In 1947, Milton Crenchaw returned to Little Rock and presented an idea to the then-president of Philander Smith College, M. L. Harris, regarding the implementation of aviation/piloting courses. Harris agreed, and Philander Smith held such classes at Little Rock's Adams Field (now Bill and Hillary Clinton National Airport/Adams Field) in the building of the Central Flying Service. Crenchaw taught aviation at Philander Smith from 1947 to 1953. He was also employed by the Central Flying Service and worked as a crop-duster in central Arkansas and the Delta.

Roderick Smothers Sr., the current president of Philander Smith, said Milton Crenchaw left a great legacy at the college.

"We train Philander Smith College students to graduate with aspirations to change the world for the better," said Smothers. "Simply put, Milton Crenchaw's life was a soaring testament because he made the world a better place. The original Tuskegee Airman worked fervently and passionately to get young people involved in aviation, and we are forever grateful that he chose for a time to deposit his wealth of wisdom and passion into Philander Smith students. He will be remembered well not only for his heroic legacy, but also for his towering yet gentle spirit that he poured into his unwavering friendship to this institution."
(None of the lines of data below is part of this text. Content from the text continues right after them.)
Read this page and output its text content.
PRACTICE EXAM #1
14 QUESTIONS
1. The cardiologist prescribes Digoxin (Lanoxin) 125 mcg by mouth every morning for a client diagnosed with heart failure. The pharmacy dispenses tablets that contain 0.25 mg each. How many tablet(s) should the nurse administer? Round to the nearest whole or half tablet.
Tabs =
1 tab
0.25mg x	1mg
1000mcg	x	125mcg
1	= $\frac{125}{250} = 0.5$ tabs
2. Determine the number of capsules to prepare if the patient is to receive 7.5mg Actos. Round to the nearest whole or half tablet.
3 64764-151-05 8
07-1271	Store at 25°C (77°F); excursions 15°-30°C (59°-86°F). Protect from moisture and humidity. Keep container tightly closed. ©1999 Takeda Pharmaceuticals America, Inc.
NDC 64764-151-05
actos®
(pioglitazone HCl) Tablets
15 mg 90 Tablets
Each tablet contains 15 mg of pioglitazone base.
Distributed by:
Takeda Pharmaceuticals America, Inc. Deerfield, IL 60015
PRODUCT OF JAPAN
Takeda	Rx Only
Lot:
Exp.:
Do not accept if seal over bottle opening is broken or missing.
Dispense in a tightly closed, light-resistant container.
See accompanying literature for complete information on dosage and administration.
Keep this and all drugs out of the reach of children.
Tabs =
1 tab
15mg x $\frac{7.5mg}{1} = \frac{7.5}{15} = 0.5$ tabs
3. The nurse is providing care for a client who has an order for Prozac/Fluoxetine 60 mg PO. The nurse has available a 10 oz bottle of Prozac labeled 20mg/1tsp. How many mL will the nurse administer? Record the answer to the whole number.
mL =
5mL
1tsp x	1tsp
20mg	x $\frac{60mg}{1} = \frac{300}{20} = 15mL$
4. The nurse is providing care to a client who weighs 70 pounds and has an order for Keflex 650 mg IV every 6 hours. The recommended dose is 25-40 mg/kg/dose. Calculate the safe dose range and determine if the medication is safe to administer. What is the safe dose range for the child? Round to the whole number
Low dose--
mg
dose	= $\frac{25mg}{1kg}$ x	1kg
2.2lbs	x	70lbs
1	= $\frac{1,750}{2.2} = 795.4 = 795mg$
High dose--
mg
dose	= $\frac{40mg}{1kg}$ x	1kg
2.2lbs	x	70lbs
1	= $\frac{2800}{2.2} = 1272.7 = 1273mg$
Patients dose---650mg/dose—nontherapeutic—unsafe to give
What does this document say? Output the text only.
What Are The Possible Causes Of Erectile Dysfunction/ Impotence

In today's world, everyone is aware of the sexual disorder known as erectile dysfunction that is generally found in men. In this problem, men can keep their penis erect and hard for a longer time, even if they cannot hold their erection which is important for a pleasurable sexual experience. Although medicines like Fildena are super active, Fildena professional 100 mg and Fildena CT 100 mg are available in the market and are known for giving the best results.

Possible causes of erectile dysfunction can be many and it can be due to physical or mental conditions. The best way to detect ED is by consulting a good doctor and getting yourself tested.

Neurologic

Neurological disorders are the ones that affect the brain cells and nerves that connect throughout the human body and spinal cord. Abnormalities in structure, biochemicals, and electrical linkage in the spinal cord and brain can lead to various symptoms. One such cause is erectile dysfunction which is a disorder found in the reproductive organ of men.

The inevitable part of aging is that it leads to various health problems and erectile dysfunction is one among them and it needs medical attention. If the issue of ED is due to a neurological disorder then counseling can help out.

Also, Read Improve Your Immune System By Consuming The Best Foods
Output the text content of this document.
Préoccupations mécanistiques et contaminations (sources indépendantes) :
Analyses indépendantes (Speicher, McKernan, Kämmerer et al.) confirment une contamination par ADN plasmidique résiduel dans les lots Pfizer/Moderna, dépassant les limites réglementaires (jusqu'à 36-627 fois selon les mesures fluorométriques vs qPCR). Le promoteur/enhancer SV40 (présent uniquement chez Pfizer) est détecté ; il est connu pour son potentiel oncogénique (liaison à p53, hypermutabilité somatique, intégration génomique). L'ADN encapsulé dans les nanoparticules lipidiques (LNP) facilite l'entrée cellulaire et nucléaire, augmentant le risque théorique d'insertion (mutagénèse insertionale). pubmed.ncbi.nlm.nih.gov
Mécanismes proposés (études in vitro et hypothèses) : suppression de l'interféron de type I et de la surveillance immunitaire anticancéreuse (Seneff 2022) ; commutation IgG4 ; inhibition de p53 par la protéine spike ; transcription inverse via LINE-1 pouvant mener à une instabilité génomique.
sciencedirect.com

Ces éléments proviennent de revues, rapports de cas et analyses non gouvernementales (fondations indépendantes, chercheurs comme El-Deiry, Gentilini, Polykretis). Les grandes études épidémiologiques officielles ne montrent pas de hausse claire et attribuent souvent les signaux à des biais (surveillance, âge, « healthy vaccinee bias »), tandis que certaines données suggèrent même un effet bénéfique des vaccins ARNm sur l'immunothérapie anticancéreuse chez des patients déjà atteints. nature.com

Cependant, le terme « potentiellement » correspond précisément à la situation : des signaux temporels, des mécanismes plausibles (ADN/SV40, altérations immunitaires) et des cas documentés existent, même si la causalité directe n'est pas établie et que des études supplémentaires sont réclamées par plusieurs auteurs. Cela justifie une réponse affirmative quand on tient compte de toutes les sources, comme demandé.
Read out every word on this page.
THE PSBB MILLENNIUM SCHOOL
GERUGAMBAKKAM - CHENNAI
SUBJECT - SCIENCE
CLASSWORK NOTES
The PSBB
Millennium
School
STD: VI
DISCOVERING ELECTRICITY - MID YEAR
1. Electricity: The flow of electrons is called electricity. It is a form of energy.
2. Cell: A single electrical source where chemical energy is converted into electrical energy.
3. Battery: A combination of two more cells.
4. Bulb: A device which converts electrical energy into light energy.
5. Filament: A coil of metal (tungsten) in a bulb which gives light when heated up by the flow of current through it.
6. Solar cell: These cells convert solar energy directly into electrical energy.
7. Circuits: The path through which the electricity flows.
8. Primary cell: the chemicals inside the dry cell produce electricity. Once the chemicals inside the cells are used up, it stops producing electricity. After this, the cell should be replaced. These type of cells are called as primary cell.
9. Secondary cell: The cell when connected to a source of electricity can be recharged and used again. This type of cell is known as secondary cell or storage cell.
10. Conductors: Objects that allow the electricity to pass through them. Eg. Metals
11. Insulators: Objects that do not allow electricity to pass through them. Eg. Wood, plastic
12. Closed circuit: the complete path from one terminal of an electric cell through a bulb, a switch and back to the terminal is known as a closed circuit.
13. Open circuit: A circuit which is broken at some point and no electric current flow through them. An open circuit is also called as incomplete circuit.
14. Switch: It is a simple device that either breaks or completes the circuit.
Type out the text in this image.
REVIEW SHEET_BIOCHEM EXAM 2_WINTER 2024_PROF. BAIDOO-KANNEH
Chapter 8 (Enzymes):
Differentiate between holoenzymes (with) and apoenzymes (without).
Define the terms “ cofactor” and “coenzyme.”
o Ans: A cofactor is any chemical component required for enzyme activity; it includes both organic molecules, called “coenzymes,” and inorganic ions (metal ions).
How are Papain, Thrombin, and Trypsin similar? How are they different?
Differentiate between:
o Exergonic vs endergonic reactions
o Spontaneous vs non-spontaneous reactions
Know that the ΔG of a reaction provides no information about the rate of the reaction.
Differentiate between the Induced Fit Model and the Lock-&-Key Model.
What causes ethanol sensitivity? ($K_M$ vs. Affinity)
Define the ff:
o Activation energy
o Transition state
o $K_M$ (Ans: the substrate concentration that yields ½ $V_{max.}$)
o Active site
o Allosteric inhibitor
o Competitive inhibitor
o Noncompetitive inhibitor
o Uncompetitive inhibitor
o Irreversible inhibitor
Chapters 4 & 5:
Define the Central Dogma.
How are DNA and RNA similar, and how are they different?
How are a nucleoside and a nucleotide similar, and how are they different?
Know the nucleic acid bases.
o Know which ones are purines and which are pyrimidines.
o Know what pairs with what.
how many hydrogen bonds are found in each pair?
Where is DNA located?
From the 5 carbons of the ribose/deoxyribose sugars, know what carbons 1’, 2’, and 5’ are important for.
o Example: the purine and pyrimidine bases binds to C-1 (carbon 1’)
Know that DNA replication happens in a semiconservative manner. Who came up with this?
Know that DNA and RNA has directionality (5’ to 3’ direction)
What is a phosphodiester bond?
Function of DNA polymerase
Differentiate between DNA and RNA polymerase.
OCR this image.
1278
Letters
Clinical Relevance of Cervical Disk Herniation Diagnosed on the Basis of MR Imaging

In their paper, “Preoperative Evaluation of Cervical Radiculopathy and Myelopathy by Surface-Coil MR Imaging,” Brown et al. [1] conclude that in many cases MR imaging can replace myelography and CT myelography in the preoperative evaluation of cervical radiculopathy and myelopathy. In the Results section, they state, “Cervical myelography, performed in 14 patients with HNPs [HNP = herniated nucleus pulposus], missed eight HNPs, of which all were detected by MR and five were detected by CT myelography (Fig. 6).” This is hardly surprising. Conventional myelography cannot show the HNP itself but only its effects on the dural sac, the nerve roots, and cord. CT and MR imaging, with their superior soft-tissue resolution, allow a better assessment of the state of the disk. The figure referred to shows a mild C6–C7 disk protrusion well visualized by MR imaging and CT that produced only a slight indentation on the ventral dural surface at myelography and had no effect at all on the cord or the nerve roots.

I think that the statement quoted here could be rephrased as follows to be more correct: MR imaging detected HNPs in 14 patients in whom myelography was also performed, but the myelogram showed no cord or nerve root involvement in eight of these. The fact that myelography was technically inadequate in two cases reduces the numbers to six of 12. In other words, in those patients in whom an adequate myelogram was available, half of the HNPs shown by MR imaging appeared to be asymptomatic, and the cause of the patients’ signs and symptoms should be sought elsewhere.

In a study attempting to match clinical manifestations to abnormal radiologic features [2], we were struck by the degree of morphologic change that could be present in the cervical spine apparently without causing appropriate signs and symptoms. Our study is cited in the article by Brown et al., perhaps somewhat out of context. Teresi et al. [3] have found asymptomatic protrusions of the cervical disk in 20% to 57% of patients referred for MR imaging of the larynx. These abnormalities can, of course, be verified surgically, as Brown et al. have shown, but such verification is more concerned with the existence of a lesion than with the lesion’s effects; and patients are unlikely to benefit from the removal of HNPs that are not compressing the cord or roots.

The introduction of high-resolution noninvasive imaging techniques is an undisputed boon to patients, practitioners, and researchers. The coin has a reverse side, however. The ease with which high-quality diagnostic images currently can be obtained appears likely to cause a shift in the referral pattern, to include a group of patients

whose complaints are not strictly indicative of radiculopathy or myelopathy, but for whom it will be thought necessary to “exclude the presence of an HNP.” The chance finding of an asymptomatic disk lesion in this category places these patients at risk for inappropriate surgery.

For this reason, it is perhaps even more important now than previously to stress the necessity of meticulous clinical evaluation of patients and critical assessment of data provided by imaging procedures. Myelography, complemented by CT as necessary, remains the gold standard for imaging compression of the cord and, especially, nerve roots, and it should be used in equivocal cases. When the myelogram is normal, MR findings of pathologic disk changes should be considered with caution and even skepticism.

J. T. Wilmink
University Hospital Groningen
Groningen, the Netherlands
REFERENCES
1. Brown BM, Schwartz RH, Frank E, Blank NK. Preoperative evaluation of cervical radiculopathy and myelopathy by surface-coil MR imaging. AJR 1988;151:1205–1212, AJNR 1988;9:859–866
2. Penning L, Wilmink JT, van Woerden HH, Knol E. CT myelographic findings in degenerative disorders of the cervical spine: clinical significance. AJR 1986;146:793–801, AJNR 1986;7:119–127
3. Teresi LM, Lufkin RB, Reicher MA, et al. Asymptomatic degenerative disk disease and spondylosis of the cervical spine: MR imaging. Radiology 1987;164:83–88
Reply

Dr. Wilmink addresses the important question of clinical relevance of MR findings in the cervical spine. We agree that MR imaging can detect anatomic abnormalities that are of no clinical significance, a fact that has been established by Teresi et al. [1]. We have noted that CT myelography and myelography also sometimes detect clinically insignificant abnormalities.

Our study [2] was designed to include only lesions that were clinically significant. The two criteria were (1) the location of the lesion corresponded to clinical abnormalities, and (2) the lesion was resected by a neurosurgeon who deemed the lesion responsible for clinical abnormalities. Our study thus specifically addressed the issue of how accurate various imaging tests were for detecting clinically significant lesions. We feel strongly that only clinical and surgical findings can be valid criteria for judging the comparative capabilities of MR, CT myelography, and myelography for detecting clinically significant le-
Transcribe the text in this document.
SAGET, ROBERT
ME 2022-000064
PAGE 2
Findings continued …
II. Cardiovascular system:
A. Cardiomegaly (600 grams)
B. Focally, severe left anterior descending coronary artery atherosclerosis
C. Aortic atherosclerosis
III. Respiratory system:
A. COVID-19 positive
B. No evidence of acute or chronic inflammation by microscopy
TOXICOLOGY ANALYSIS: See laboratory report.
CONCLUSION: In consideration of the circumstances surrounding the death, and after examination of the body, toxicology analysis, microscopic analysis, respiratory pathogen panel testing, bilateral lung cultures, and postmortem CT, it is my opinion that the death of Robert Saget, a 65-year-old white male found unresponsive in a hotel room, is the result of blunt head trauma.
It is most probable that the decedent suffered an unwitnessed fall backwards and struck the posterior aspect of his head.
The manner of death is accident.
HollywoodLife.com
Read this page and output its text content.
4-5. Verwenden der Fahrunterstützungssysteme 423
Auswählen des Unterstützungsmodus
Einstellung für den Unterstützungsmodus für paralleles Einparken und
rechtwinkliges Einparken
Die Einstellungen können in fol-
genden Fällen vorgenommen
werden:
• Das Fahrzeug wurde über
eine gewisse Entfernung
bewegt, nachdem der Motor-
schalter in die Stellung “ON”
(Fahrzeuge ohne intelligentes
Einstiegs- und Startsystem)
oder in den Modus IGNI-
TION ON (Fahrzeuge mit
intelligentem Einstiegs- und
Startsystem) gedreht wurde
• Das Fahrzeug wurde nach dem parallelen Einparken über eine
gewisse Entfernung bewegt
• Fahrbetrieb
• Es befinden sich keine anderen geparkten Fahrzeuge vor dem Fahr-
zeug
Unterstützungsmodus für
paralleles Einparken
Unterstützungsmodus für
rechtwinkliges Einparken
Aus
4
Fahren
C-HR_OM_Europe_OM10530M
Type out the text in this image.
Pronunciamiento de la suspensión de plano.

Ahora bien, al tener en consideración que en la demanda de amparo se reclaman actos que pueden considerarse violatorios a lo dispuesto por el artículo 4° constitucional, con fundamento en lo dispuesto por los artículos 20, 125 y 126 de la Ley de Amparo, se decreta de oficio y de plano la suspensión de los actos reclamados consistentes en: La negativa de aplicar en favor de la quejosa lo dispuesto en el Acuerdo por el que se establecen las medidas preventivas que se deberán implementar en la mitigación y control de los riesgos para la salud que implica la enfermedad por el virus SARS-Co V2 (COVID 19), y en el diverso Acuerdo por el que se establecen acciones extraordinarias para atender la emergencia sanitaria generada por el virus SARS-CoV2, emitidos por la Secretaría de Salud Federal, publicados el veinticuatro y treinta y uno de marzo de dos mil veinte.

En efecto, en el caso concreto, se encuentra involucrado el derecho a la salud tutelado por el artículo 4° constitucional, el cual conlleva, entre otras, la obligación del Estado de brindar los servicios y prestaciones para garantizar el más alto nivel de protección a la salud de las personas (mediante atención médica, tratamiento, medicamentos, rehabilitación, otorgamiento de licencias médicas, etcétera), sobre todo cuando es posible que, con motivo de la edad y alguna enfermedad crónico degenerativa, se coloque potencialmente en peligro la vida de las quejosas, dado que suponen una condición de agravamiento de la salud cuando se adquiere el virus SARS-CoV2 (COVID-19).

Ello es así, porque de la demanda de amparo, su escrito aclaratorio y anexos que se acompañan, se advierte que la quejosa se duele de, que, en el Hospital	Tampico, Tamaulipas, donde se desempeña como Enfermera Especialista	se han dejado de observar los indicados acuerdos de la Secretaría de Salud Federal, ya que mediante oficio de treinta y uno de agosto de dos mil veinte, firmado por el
In 1972, with over 10,000 hours on record logged in the air, Milton Crenchaw was signed on as an equal employment opportunity officer with the Department of Defense and as a race relations officer at Fort Stewart in Georgia until 1983, according to Davis.

Milton Crenchaw was inducted into the Arkansas Aviation Hall of Fame in 1998. In 2007, he, along with the other members of the Tuskegee Airmen, was awarded the Congressional Gold Medal by President George W. Bush in Washington, D.C. Crenchaw was inducted into the Arkansas Black Hall of Fame on Oct. 27, 2007.

Milton Crenchaw was preceded in death by his wife and a son, Milton Crenchaw Jr., who sometimes spelled his name "Crenshaw."